Detecting Fluoride Misinformation on Social Media Using Machine Learning

Objectives: This study aimed to detect fluoride-related misinformation on social media using artificial intelligence (AI)-based models.
Methods: Initially, a single expert collected 49,960 English tweets utilizing the Twitter API within a Python 3 interface, employing the keyword “fluoride” for the period between September 2017 and September 2022. Subsequently, five independent, trained, and calibrated investigators meticulously labeled a subset of 15,000 tweets to categorize them as either fluoride-related misinformation or non-misinformation using thematic content analysis. These human-labeled tweets underwent rigorous data cleaning and preprocessing before serving as the foundation for training various AI models, including a) Support Vector Machine (SVM), b) Logistic Regression, c) Long Short-Term Memory (LSTM), d) Bidirectional LSTM, e) XGBoost, f) Convolutional Neural Networks (CNN), and g) Bidirectional Encoder Representations from Transformers (BERT). The selection of the most proficient models was based on key performance metrics such as accuracy, precision, recall, and F1-score.
Results: The accuracy values of the models ranged from 77.00% to 82.00%, with both SVM and BERT demonstrating equally high performances in correctly classifying instances of misinformation. Furthermore, both SVM and BERT exhibited superior precision, recall, and F1-score compared to other AI models. Specifically, SVM demonstrated a higher precision rate (0.83 vs. 0.80), while BERT achieved a superior recall rate (0.81 vs. 0.80). Remarkably, both models attained an equivalent F1-score of 0.82, highlighting their balanced performance in misinformation detection.

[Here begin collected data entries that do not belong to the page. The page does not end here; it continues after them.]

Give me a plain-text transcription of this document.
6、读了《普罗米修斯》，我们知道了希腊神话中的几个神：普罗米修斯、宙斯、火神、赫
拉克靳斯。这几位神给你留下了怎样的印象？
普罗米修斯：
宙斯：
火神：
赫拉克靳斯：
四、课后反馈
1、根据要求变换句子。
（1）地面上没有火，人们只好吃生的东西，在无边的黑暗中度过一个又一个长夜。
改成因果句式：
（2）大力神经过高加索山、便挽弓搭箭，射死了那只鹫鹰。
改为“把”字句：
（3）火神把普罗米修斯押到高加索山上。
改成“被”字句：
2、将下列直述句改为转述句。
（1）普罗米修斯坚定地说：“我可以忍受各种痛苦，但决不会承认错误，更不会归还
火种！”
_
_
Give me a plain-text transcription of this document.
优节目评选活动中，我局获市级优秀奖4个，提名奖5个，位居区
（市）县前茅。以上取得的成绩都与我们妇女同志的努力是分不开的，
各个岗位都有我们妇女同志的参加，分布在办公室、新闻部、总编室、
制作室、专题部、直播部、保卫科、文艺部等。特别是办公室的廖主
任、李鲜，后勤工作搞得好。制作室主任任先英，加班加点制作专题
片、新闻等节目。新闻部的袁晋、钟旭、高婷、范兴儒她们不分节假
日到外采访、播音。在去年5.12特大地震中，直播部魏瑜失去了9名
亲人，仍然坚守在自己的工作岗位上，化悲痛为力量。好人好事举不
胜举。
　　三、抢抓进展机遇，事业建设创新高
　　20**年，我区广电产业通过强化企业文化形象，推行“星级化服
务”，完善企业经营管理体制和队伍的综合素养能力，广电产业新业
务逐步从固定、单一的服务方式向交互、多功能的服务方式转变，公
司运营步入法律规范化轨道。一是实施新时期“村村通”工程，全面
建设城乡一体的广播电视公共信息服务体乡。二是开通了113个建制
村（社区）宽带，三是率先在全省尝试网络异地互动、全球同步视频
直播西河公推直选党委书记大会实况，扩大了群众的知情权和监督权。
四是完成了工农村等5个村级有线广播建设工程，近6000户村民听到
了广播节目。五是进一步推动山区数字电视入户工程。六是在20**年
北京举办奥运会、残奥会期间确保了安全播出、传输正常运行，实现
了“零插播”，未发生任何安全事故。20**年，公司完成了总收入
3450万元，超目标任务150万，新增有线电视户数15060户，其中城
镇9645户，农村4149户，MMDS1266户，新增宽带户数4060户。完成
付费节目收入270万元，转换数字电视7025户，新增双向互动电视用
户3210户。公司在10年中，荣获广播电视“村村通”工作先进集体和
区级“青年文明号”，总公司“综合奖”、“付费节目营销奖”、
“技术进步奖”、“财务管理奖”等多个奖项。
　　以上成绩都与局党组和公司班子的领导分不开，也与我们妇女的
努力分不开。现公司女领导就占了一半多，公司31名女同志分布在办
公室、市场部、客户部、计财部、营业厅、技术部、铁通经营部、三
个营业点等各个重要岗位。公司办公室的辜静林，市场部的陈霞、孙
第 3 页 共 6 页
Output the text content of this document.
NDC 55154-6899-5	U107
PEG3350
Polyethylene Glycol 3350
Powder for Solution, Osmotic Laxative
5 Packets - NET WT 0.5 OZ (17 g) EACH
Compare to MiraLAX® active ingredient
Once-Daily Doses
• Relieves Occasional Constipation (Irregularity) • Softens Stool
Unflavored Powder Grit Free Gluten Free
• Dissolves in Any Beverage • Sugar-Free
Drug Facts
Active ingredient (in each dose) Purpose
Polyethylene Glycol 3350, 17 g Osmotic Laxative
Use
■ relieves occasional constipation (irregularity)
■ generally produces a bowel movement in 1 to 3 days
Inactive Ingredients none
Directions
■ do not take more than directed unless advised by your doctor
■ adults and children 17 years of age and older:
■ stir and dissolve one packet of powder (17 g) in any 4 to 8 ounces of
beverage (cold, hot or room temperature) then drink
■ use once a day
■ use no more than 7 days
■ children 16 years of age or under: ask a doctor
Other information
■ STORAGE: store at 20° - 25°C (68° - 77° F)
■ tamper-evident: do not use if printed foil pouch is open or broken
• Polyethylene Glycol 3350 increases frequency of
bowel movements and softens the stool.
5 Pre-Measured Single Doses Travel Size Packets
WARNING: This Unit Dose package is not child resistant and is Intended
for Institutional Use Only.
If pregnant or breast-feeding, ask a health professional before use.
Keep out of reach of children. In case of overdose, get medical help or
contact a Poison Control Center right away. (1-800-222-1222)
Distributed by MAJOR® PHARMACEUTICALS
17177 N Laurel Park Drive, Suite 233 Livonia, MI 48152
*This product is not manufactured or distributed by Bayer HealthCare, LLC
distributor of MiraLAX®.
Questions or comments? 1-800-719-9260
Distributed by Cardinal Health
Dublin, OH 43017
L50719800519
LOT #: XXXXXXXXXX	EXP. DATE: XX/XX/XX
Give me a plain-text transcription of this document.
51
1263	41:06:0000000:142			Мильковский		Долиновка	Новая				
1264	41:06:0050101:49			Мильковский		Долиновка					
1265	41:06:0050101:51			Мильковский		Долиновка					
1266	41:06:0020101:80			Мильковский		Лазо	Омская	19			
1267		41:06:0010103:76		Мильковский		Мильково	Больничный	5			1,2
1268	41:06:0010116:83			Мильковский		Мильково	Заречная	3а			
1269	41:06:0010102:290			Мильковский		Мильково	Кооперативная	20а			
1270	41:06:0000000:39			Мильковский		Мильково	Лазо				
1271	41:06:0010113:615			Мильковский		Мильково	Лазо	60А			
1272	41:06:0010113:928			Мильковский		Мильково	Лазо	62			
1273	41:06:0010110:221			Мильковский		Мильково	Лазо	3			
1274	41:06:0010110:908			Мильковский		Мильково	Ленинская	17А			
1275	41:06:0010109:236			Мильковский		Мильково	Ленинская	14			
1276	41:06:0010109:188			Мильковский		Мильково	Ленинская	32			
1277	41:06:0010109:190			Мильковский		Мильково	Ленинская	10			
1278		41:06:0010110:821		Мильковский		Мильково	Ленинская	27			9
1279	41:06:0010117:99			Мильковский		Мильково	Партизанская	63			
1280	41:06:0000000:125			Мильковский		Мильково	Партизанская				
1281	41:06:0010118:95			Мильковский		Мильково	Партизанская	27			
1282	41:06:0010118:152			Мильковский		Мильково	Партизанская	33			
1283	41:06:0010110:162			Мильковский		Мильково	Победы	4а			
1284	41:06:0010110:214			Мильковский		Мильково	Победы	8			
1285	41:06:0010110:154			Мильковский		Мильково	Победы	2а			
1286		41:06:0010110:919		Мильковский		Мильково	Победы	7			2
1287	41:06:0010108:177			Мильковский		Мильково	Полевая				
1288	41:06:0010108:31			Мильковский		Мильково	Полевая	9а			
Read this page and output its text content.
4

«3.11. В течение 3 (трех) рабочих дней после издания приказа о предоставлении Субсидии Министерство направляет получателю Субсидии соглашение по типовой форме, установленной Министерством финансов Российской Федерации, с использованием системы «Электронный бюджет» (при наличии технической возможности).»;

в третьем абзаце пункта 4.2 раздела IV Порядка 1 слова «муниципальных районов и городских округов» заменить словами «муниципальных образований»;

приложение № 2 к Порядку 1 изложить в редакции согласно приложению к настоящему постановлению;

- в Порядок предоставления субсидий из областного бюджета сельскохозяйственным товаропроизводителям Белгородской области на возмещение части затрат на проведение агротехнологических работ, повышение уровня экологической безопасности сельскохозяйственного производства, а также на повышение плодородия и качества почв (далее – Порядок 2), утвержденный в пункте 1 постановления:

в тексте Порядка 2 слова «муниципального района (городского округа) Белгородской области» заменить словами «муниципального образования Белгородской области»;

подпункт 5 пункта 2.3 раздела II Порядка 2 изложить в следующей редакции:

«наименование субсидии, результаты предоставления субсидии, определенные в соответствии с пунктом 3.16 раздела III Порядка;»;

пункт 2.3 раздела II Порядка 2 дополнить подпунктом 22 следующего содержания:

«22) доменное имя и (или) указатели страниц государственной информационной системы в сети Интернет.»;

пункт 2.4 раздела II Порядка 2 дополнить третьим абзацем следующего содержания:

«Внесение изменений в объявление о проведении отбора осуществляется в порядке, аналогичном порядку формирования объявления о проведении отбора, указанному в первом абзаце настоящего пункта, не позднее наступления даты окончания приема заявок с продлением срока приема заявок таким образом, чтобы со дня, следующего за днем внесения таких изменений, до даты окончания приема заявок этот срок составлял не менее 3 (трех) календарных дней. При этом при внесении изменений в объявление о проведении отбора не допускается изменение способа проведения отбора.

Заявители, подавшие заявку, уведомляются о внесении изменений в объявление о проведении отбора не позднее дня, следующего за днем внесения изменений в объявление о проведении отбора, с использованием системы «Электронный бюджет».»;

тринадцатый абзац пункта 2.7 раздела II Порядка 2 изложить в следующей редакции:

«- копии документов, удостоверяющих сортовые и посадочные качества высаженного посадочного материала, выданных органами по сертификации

Conclusions: Hence, SVM and BERT models demonstrated outstanding performance metrics in detecting fluoride-related misinformation within the domain of social media, outperforming other AI models. These findings have the potential to contribute to the development of a digital ecosystem designed to identify and combat false narratives surrounding fluoride on online platforms, ultimately benefiting public health initiatives. Future research should explore the adaptability and generalizability of AI-based models in detecting a broader spectrum of oral health-related falsehoods across various social media platforms.